- Supreme Court of the United States

Argued February 27, 1930 Decided May 5, 1930
- Full case name: Home Insurance Co. v. Dick
- Citations: 281 U.S. 397 (more) 50 S. Ct. 338; 74 L. Ed. 926; 1930 U.S. LEXIS 396

Case history
- Prior: Appeal from the Supreme Court of Texas
- Subsequent: None

Holding
- A state can not apply its own law to invalidate clauses of a contract between a resident injured outside the state and a defendant with no contacts relating to the injury in the state.

Court membership
- Chief Justice Charles E. Hughes Associate Justices Oliver W. Holmes Jr. · Willis Van Devanter James C. McReynolds · Louis Brandeis George Sutherland · Pierce Butler Harlan F. Stone

Case opinion
- Majority: Brandeis, joined by unanimous

Laws applied
- Due Process Clause of the Fourteenth Amendment

= Home Insurance Co. v. Dick =

Home Insurance Co. v. Dick, 281 U.S. 397 (1930), was one of the earliest conflict of laws cases in which the United States Supreme Court held that the U.S. Constitution imposes certain limitations on the ability of states to apply their own law to events occurring in other states.

==Facts==
In this case, C. J. Dick was a resident of Texas, but was living in Mexico, where he was operating a tugboat for a Mexican company. The tugboat was lost in a fire, and Dick returned to Texas to file a lawsuit against two New York-based reinsurers of the Mexican corporation that owned the boat. Later analysts have questioned whether the true facts of the case were really before the courts as it reached various levels of appeal:

Dick arose when a boat burned in Mexico. By the way, this may be the only hard fact in the case. By the time Dick reached the Supreme. Court, the facts as stated in Justice Brandeis's opinion were substantially, well, notional. But the important thing is what Justice Brandeis thought he was deciding.

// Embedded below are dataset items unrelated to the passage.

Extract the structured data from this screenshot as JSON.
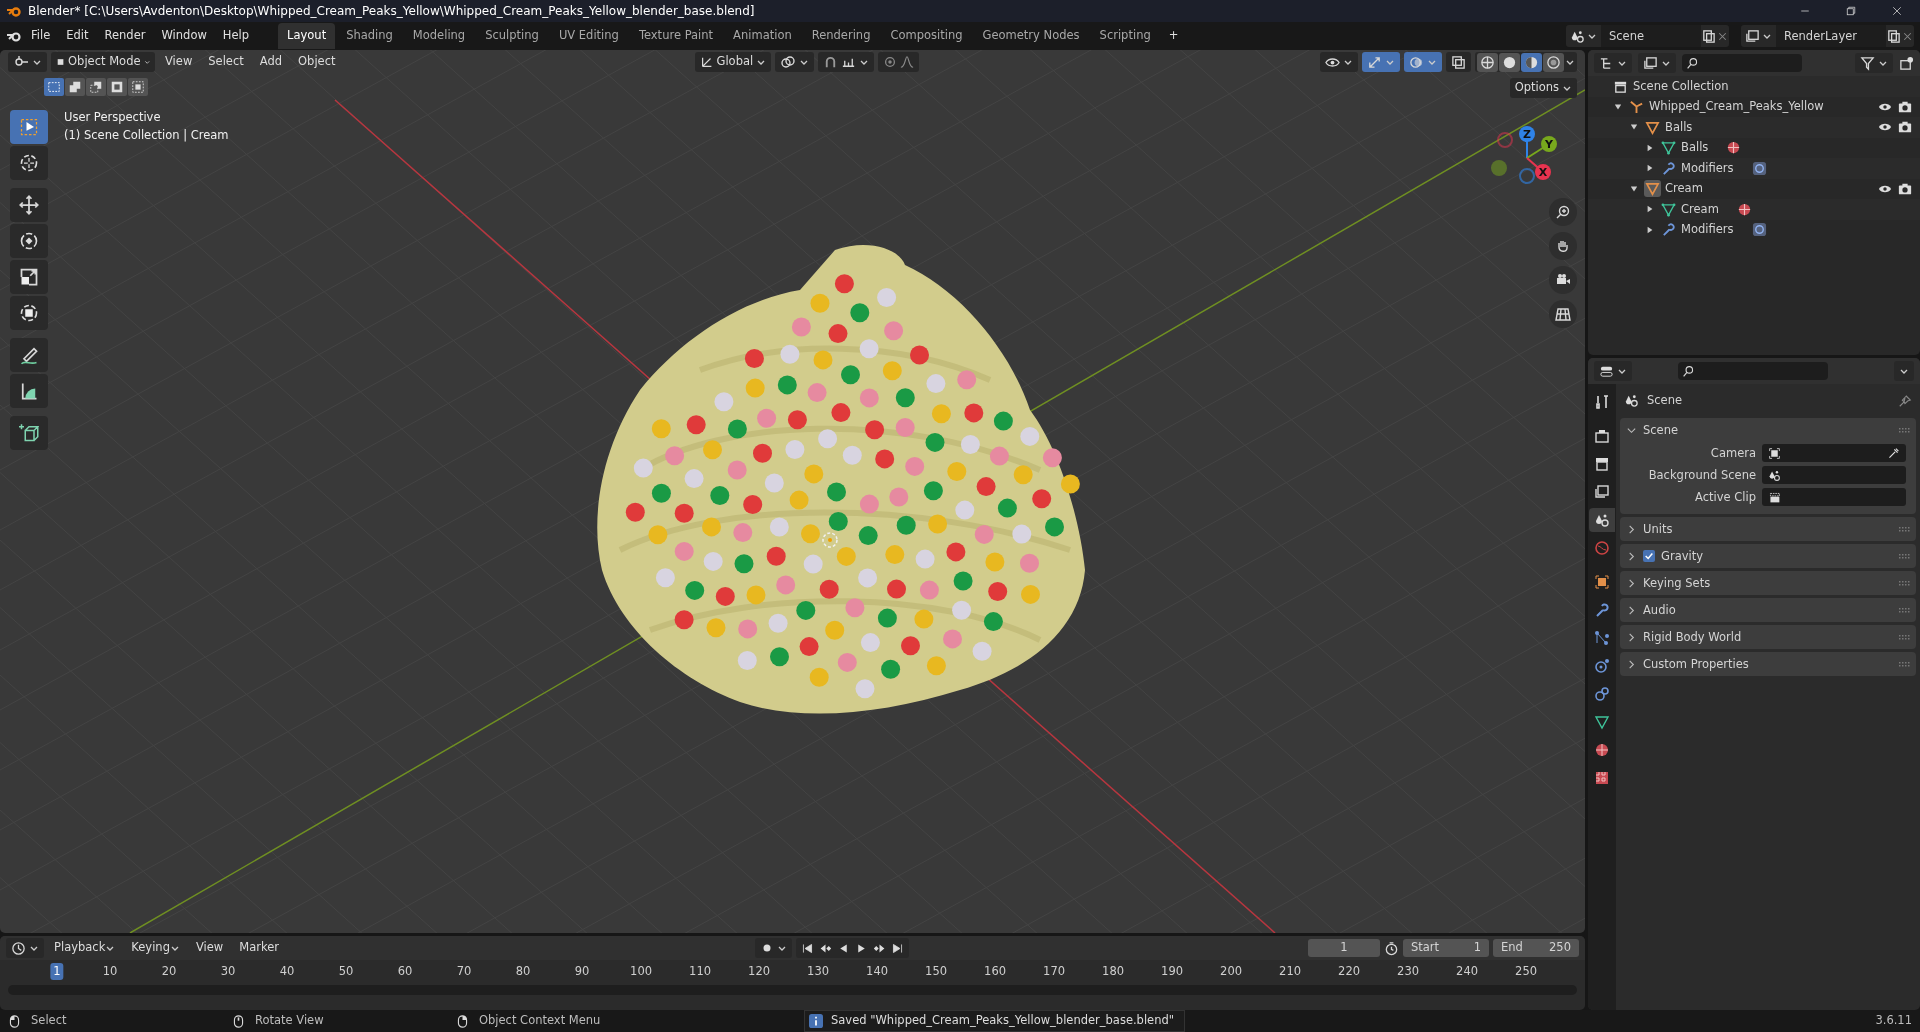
{
  "window": {
    "title": "Blender* [C:\\Users\\Avdenton\\Desktop\\Whipped_Cream_Peaks_Yellow\\Whipped_Cream_Peaks_Yellow_blender_base.blend]"
  },
  "menu": [
    "File",
    "Edit",
    "Render",
    "Window",
    "Help"
  ],
  "workspaces": [
    {
      "label": "Layout",
      "selected": true
    },
    {
      "label": "Shading",
      "selected": false
    },
    {
      "label": "Modeling",
      "selected": false
    },
    {
      "label": "Sculpting",
      "selected": false
    },
    {
      "label": "UV Editing",
      "selected": false
    },
    {
      "label": "Texture Paint",
      "selected": false
    },
    {
      "label": "Animation",
      "selected": false
    },
    {
      "label": "Rendering",
      "selected": false
    },
    {
      "label": "Compositing",
      "selected": false
    },
    {
      "label": "Geometry Nodes",
      "selected": false
    },
    {
      "label": "Scripting",
      "selected": false
    }
  ],
  "workspace_add": "+",
  "scene_selector": {
    "value": "Scene"
  },
  "view_layer_selector": {
    "value": "RenderLayer"
  },
  "viewport": {
    "mode": "Object Mode",
    "menus": [
      "View",
      "Select",
      "Add",
      "Object"
    ],
    "transform_orientation": "Global",
    "options": "Options",
    "select_modes": [
      {
        "kind": "set",
        "selected": true
      },
      {
        "kind": "extend",
        "selected": false
      },
      {
        "kind": "subtract",
        "selected": false
      },
      {
        "kind": "invert",
        "selected": false
      },
      {
        "kind": "intersect",
        "selected": false
      }
    ],
    "toggles": [
      {
        "kind": "gizmos",
        "on": true
      },
      {
        "kind": "overlays",
        "on": true
      },
      {
        "kind": "xray",
        "on": false
      }
    ],
    "shading": [
      {
        "kind": "wireframe",
        "selected": false
      },
      {
        "kind": "solid",
        "selected": false
      },
      {
        "kind": "material",
        "selected": true
      },
      {
        "kind": "rendered",
        "selected": false
      }
    ],
    "overlay_text": [
      "User Perspective",
      "(1) Scene Collection | Cream"
    ],
    "tools": [
      {
        "kind": "select",
        "selected": true
      },
      {
        "kind": "cursor",
        "selected": false
      },
      {
        "kind": "move",
        "selected": false
      },
      {
        "kind": "rotate",
        "selected": false
      },
      {
        "kind": "scale",
        "selected": false
      },
      {
        "kind": "transform",
        "selected": false
      },
      {
        "kind": "annotate",
        "selected": false
      },
      {
        "kind": "measure",
        "selected": false
      },
      {
        "kind": "add-cube",
        "selected": false
      }
    ],
    "gizmo": [
      {
        "label": "Z",
        "color": "#2f83e8"
      },
      {
        "label": "Y",
        "color": "#78a81d"
      },
      {
        "label": "X",
        "color": "#e8334f"
      }
    ]
  },
  "outliner": {
    "items": [
      {
        "label": "Scene Collection",
        "kind": "collection",
        "children": [
          {
            "label": "Whipped_Cream_Peaks_Yellow",
            "kind": "empty",
            "expanded": true,
            "children": [
              {
                "label": "Balls",
                "kind": "mesh-object",
                "expanded": true,
                "active": false,
                "children": [
                  {
                    "label": "Balls",
                    "kind": "mesh-data",
                    "expanded": false
                  },
                  {
                    "label": "Modifiers",
                    "kind": "modifiers",
                    "expanded": false
                  }
                ]
              },
              {
                "label": "Cream",
                "kind": "mesh-object",
                "expanded": true,
                "active": true,
                "children": [
                  {
                    "label": "Cream",
                    "kind": "mesh-data",
                    "expanded": false
                  },
                  {
                    "label": "Modifiers",
                    "kind": "modifiers",
                    "expanded": false
                  }
                ]
              }
            ]
          }
        ]
      }
    ]
  },
  "properties": {
    "tabs": [
      {
        "kind": "tool",
        "selected": false
      },
      {
        "kind": "render",
        "selected": false
      },
      {
        "kind": "output",
        "selected": false
      },
      {
        "kind": "view-layer",
        "selected": false
      },
      {
        "kind": "scene",
        "selected": true
      },
      {
        "kind": "world",
        "selected": false
      },
      {
        "kind": "object",
        "selected": false
      },
      {
        "kind": "modifiers",
        "selected": false
      },
      {
        "kind": "particles",
        "selected": false
      },
      {
        "kind": "physics",
        "selected": false
      },
      {
        "kind": "constraints",
        "selected": false
      },
      {
        "kind": "data",
        "selected": false
      },
      {
        "kind": "material",
        "selected": false
      },
      {
        "kind": "texture",
        "selected": false
      }
    ],
    "context": "Scene",
    "panels": [
      {
        "label": "Scene",
        "kind": "panel",
        "expanded": true,
        "fields": [
          {
            "label": "Camera",
            "kind": "camera"
          },
          {
            "label": "Background Scene",
            "kind": "scene"
          },
          {
            "label": "Active Clip",
            "kind": "clip"
          }
        ]
      },
      {
        "label": "Units",
        "kind": "panel",
        "expanded": false
      },
      {
        "label": "Gravity",
        "kind": "checkbox-panel",
        "expanded": false,
        "checked": true
      },
      {
        "label": "Keying Sets",
        "kind": "panel",
        "expanded": false
      },
      {
        "label": "Audio",
        "kind": "panel",
        "expanded": false
      },
      {
        "label": "Rigid Body World",
        "kind": "panel",
        "expanded": false
      },
      {
        "label": "Custom Properties",
        "kind": "panel",
        "expanded": false
      }
    ]
  },
  "timeline": {
    "menus": [
      "Playback",
      "Keying",
      "View",
      "Marker"
    ],
    "current_frame": "1",
    "start": {
      "label": "Start",
      "value": "1"
    },
    "end": {
      "label": "End",
      "value": "250"
    },
    "ruler": [
      {
        "label": "1",
        "selected": true
      },
      {
        "label": "10",
        "selected": false
      },
      {
        "label": "20",
        "selected": false
      },
      {
        "label": "30",
        "selected": false
      },
      {
        "label": "40",
        "selected": false
      },
      {
        "label": "50",
        "selected": false
      },
      {
        "label": "60",
        "selected": false
      },
      {
        "label": "70",
        "selected": false
      },
      {
        "label": "80",
        "selected": false
      },
      {
        "label": "90",
        "selected": false
      },
      {
        "label": "100",
        "selected": false
      },
      {
        "label": "110",
        "selected": false
      },
      {
        "label": "120",
        "selected": false
      },
      {
        "label": "130",
        "selected": false
      },
      {
        "label": "140",
        "selected": false
      },
      {
        "label": "150",
        "selected": false
      },
      {
        "label": "160",
        "selected": false
      },
      {
        "label": "170",
        "selected": false
      },
      {
        "label": "180",
        "selected": false
      },
      {
        "label": "190",
        "selected": false
      },
      {
        "label": "200",
        "selected": false
      },
      {
        "label": "210",
        "selected": false
      },
      {
        "label": "220",
        "selected": false
      },
      {
        "label": "230",
        "selected": false
      },
      {
        "label": "240",
        "selected": false
      },
      {
        "label": "250",
        "selected": false
      }
    ]
  },
  "status_bar": {
    "hints": [
      {
        "label": "Select",
        "kind": "left"
      },
      {
        "label": "Rotate View",
        "kind": "middle"
      },
      {
        "label": "Object Context Menu",
        "kind": "right"
      }
    ],
    "message": "Saved \"Whipped_Cream_Peaks_Yellow_blender_base.blend\"",
    "version": "3.6.11"
  }
}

Home Insurance Co. sought to dismiss the suit because Dick had waited more than a year to file the lawsuit, and a clause in the Home Insurance Co. insurance contract required that any action against it had to be brought within a year of the injury. Although this provision was valid under Mexican law, the Texas courts applied a Texas state law which deemed such clauses invalid unless they provided at least two years for the claimant to file a lawsuit.

==Opinion of the Court==
The Court, in a unanimous opinion by Justice Brandeis, held that the state of Texas has no power to affect contracts made outside the state, and having no relation to anything done or to be done within the state. The state therefore could not constitutionally apply its own rule invalidating contract clauses that required any statute of limitations under two years to a contract that had no relation to Texas beyond the fact that the plaintiff was a Texas resident. These contacts were insufficient to satisfy the Due Process Clause of the Fourteenth Amendment.

The Supreme Court also rejected a number of defenses raised by Dick. First, the Court rejected claims that the state of Texas had a public policy interest in the outcome of the case, noting that Home Insurance Co. was basically dragged into the Texas courts against its will, and for a matter that did not involve an injury occurring in Texas or a party insured in Texas.

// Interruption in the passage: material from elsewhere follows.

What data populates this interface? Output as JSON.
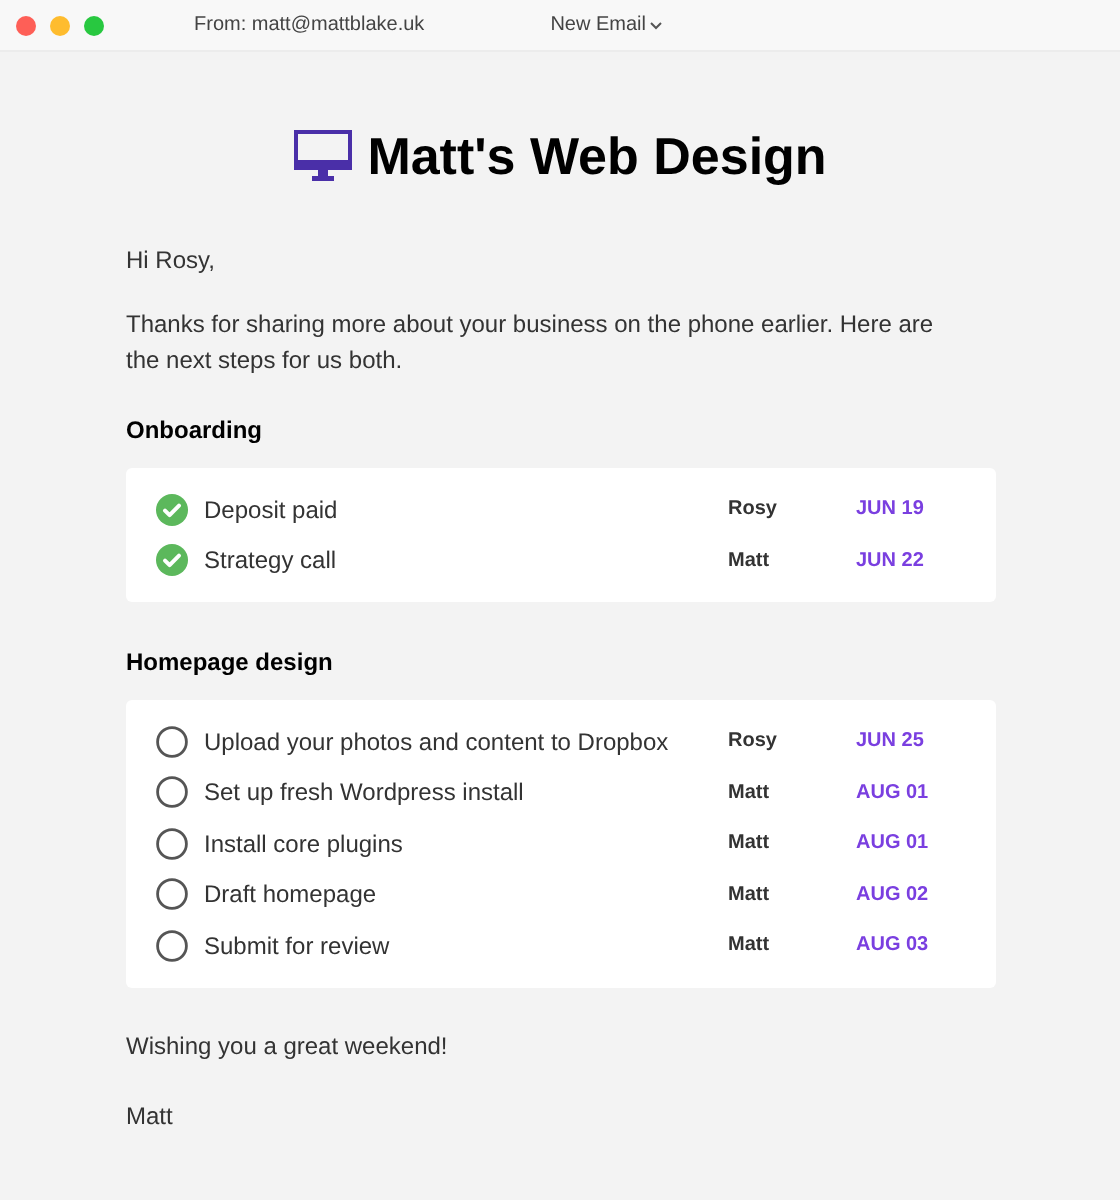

Second, the Court rejected the argument that it lacked subject matter jurisdiction for want of a federal question over a matter of local law. The Court rejected this argument because the case did not involve a local interpretation of the contract, but application of a law external to the contract itself.

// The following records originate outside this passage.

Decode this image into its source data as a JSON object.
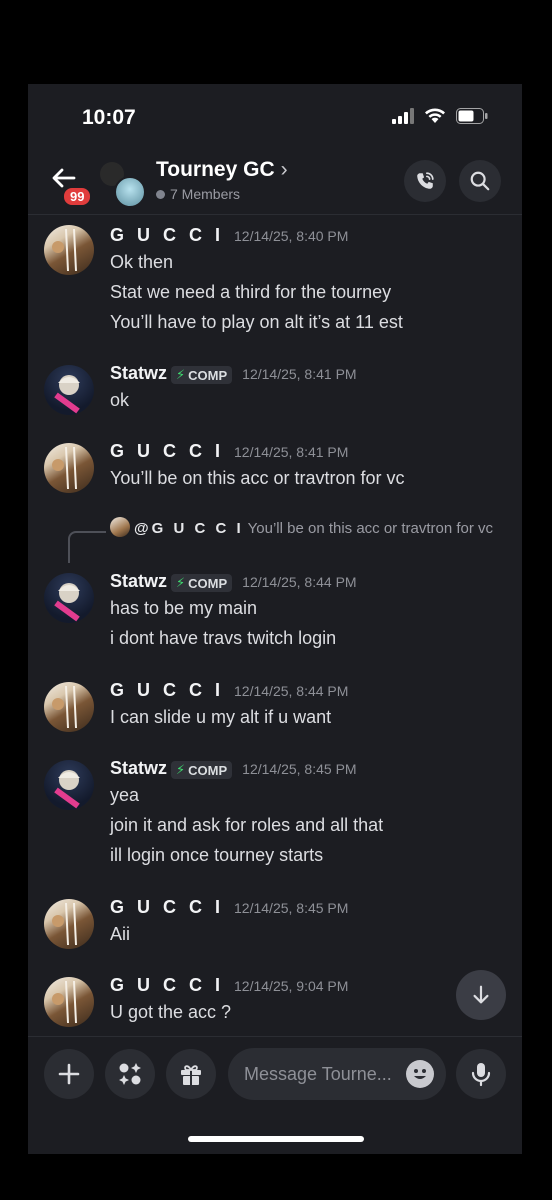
{
  "status_bar": {
    "time": "10:07"
  },
  "header": {
    "badge_count": "99",
    "title": "Tourney GC",
    "chevron": "›",
    "members": "7 Members",
    "icons": [
      "back-arrow-icon",
      "phone-call-icon",
      "search-icon"
    ]
  },
  "messages": [
    {
      "author": "G U C C I",
      "timestamp": "12/14/25, 8:40 PM",
      "lines": [
        "Ok then",
        "Stat we need a third for the tourney",
        "You’ll have to play on alt it’s at 11 est"
      ]
    },
    {
      "author": "Statwz",
      "tag": "COMP",
      "timestamp": "12/14/25, 8:41 PM",
      "lines": [
        "ok"
      ]
    },
    {
      "author": "G U C C I",
      "timestamp": "12/14/25, 8:41 PM",
      "lines": [
        "You’ll be on this acc or travtron for vc"
      ]
    },
    {
      "reply_to": "@G U C C I",
      "reply_preview": "You’ll be on this acc or travtron for vc",
      "author": "Statwz",
      "tag": "COMP",
      "timestamp": "12/14/25, 8:44 PM",
      "lines": [
        "has to be my main",
        "i dont have travs twitch login"
      ]
    },
    {
      "author": "G U C C I",
      "timestamp": "12/14/25, 8:44 PM",
      "lines": [
        "I can slide u my alt if u want"
      ]
    },
    {
      "author": "Statwz",
      "tag": "COMP",
      "timestamp": "12/14/25, 8:45 PM",
      "lines": [
        "yea",
        "join it and ask for roles and all that",
        "ill login once tourney starts"
      ]
    },
    {
      "author": "G U C C I",
      "timestamp": "12/14/25, 8:45 PM",
      "lines": [
        "Aii"
      ]
    },
    {
      "author": "G U C C I",
      "timestamp": "12/14/25, 9:04 PM",
      "lines": [
        "U got the acc ?"
      ]
    }
  ],
  "composer": {
    "placeholder": "Message Tourne...",
    "icons": [
      "plus-icon",
      "apps-icon",
      "gift-icon",
      "emoji-icon",
      "microphone-icon"
    ]
  },
  "colors": {
    "background": "#1c1d22",
    "surface": "#2b2d33",
    "badge": "#e03c3c",
    "tag_bolt": "#3ed86e"
  }
}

Finally Dick contended that the Constitution does not require states to recognize laws of foreign countries. The court rejected this argument because the appeal raised a due process claim, not a claim under the Full Faith and Credit Clause. The court noted that due process applies to aliens, and in any case that the defendant here was a New York company.

==Later developments==
The doctrine thereafter continued to steadily develop in a series of cases over the following decades. Within a few decades after the decision, the Supreme Court had also enunciated doctrines that would largely foreclose personal jurisdiction over the defendant in cases such as this.